最初この頃、予定をとにかくリストアップして、それが面白かったのだけれど、そのうちリストがたまってくると、どうしてもチェックできないToDo が増えてきた。それは「カバンの中身を整理する」とか、「たまった書類を片付ける」とか、ToDo で片付けるには大きすぎる問題であって、手書き手帳の昔、こういうものをリストに作ってしまうと、もうずっと消せなかった。

犬のしつけをするときには、問題をなるべく小さくすることが大事なのだそうだ。「持ってこい」という動作一つ教えるにしても、何かものを投げて、それを拾って戻ってくるという一連の動作は犬が学ぶには大きすぎるから、まずはそれを「ものを投げたら追いかける」「落ちたものを拾う」「拾ったものを持って帰ってくる」といった要素に分ける。分割した要素ごとに、今度は犬が「そうせざるを得ない」環境を整えて、その動作を教える。要素要素の動作が完成したら、最後にそれをつなげることで、ようやく「持ってこい」が学べる。そうした一連の要素記述を、訓練士の人たちは「スクリプト」と呼ぶんだという。

ノートに鉛筆の昔から、大きすぎるタスクを分割する効用は説かれていたように思う。「何かのプロジェクトをはじめるときには、まずはノートを1冊用意しなさい」だとか、「タスクごとに見開き1枚を割り当てて、問題をブレークダウンしなさい」だとか、仕事術をうたう本で読んだ記憶がある。PDAの時代にも、恐らくはそうしたアプリケーションそれ自体は作られていたのだと思う。自分はその頃、ToDo リストからは離れていたけれど。

ToDo リストを階層管理することで、大きすぎる問題の分割と、分割した問題を片付けるためのリスト作りとが、同時進行で行える。こうした考えかたは全く新しいものではないし、やっている人は昔からこうしたやりかたをしていたのだろうし、スマートホンなど持ち出さなくても、ノートに鉛筆さえあれば、必要な機能はすぐにでも調達できたのだろうけれど、やっぱり自分は動けなかった。ノートの余白は居心地が悪そうだったし、PDAに手入力するのは、Palm に入れ込んでいた昔であっても、やっぱり大変な作業になったし。

最近、Google のToDo リストの変更を知って、Gtasks というAndroid アプリを使いはじめた。PCからブラウザ越しにToDo リストを呼び出して入力しておけば、あとはAndroid にリストが自動連携してくれて、これがありがたい。
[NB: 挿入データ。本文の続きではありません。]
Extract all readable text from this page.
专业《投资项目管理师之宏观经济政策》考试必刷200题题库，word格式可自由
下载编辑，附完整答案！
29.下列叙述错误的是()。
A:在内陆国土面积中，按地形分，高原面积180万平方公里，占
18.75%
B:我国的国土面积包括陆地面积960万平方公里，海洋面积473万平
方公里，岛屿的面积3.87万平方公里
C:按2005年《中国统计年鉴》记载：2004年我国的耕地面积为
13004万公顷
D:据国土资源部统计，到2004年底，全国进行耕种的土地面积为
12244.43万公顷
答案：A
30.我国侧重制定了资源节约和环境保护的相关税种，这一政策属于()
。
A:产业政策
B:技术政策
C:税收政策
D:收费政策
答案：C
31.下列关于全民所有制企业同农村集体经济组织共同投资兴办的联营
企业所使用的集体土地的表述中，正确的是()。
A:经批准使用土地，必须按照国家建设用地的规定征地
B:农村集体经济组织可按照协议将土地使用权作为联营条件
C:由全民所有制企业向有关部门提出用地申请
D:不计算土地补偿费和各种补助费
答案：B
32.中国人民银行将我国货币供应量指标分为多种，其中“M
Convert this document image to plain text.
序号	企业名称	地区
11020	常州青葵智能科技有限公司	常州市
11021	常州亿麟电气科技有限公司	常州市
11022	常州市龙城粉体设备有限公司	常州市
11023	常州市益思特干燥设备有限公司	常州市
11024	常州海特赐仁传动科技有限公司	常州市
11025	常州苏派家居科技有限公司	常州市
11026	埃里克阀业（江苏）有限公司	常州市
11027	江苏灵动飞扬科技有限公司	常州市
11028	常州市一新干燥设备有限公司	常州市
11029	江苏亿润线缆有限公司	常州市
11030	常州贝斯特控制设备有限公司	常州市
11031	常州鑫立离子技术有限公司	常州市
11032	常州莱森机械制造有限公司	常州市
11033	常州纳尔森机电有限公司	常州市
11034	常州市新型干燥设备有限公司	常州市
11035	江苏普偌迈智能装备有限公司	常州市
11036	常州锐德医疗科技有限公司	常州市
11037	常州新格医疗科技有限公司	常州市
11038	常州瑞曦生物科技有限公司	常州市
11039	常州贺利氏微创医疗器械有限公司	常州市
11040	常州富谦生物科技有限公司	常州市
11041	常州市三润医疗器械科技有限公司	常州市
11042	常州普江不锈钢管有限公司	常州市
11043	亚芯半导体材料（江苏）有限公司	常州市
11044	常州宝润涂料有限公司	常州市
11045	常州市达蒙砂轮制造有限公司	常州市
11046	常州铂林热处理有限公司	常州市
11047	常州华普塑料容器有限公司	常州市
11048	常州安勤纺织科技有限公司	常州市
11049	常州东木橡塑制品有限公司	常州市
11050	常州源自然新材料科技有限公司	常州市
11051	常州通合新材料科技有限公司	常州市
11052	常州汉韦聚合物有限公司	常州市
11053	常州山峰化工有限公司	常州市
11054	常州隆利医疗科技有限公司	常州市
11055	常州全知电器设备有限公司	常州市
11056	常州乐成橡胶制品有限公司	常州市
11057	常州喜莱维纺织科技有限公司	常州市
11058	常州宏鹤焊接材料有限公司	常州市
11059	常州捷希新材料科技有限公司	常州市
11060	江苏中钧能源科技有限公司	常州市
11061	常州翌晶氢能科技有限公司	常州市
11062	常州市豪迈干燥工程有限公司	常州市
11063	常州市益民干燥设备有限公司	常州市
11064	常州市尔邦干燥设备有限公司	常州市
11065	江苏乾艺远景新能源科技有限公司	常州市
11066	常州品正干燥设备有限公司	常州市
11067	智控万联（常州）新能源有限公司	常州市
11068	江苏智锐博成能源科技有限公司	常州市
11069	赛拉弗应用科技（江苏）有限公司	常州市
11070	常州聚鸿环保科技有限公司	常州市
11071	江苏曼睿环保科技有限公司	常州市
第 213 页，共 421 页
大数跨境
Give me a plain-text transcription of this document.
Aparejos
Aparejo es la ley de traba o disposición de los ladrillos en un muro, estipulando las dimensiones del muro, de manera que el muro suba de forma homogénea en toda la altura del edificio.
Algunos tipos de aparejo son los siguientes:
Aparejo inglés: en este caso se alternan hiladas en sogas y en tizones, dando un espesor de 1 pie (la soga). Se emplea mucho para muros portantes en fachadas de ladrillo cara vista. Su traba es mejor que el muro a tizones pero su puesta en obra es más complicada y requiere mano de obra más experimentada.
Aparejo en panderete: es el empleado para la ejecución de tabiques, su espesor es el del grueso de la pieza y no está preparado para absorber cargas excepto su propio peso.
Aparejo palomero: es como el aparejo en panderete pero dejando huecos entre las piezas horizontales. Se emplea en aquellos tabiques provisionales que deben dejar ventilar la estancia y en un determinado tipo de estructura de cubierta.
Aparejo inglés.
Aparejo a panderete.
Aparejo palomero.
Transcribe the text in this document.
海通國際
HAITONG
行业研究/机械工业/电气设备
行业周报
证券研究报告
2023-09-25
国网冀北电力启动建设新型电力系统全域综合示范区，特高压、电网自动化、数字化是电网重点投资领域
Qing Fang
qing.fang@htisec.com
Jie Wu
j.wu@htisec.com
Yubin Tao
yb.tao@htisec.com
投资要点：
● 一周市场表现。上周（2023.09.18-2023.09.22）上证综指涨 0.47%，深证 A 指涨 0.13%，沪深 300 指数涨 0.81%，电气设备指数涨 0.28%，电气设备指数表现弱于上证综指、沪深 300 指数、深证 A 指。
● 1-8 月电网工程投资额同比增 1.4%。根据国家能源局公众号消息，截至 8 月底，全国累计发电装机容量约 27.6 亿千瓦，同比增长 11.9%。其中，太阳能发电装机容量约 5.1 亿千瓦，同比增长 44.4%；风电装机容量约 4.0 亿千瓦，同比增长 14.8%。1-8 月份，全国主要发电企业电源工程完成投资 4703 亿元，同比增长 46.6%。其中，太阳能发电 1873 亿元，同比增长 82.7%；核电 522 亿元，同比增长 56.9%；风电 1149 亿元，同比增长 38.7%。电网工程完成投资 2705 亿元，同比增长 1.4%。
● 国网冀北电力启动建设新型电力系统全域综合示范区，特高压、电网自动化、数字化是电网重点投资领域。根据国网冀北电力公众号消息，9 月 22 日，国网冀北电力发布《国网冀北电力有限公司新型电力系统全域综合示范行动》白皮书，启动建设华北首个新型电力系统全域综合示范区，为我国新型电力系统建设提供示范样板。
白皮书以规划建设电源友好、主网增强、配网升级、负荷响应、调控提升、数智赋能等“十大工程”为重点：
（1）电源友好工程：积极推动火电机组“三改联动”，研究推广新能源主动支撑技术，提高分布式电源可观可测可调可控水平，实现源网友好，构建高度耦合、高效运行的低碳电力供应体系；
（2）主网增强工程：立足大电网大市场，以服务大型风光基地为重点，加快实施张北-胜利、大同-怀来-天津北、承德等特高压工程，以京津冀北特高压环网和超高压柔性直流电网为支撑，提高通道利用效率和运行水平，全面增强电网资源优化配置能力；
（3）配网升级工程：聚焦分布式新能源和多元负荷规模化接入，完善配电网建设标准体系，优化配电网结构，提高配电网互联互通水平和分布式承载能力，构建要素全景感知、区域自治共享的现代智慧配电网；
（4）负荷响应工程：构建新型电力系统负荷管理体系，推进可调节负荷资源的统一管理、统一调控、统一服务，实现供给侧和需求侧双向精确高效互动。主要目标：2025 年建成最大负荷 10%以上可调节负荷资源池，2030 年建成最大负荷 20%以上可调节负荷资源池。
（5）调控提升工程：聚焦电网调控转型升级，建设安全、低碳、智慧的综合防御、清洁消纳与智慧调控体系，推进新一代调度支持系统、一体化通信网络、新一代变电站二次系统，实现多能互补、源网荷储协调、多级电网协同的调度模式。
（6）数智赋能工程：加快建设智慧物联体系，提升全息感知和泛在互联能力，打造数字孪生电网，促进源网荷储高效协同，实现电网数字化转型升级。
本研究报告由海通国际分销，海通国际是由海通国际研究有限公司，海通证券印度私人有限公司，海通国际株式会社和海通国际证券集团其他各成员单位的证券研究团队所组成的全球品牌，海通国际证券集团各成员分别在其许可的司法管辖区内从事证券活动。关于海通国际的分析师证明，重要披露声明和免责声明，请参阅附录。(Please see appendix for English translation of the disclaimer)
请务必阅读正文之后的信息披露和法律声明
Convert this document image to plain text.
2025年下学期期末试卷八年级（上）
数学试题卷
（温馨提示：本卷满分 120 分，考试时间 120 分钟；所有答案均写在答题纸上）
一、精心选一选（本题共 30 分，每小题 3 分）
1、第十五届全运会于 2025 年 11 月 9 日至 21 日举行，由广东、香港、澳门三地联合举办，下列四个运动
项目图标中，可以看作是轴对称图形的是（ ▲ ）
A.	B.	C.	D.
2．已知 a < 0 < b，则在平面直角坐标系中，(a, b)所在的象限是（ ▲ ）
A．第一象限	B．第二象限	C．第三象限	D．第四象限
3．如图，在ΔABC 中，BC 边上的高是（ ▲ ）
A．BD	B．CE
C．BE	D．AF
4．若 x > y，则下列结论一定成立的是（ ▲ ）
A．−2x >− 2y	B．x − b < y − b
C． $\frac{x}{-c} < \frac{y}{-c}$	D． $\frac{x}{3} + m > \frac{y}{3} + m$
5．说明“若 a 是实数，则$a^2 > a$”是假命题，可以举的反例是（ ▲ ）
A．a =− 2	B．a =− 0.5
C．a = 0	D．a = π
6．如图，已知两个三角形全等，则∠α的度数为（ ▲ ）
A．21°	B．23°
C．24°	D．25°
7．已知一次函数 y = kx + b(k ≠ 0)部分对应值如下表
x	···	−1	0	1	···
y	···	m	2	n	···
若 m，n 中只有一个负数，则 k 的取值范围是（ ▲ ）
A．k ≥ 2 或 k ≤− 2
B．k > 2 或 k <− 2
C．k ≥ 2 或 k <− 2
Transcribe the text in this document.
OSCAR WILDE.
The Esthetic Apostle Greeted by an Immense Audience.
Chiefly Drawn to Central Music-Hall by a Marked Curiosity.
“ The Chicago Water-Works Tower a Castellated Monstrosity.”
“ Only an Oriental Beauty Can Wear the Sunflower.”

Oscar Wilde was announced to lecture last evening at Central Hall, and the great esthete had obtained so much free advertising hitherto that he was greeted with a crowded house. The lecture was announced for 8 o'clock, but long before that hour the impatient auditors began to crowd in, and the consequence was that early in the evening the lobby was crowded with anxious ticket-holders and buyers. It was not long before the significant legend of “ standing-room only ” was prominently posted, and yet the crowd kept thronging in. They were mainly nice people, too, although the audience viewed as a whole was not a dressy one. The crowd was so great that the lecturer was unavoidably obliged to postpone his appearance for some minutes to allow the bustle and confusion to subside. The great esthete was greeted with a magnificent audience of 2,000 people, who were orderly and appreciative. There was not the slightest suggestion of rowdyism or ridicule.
タスクを分割してリストを並べる、そうした動作が面白くて、必要がないものまでリスト化したくなる。

いいハンマーを手に入れた人は、大工仕事の予定が入っていなくても、あたりのものが何でも釘に見えるようになる。

それを使ってみたいから、何かの目的を探しはじめる、いい道具には、どこかそういう人を動かす力みたいなものが備わっているのだと思う。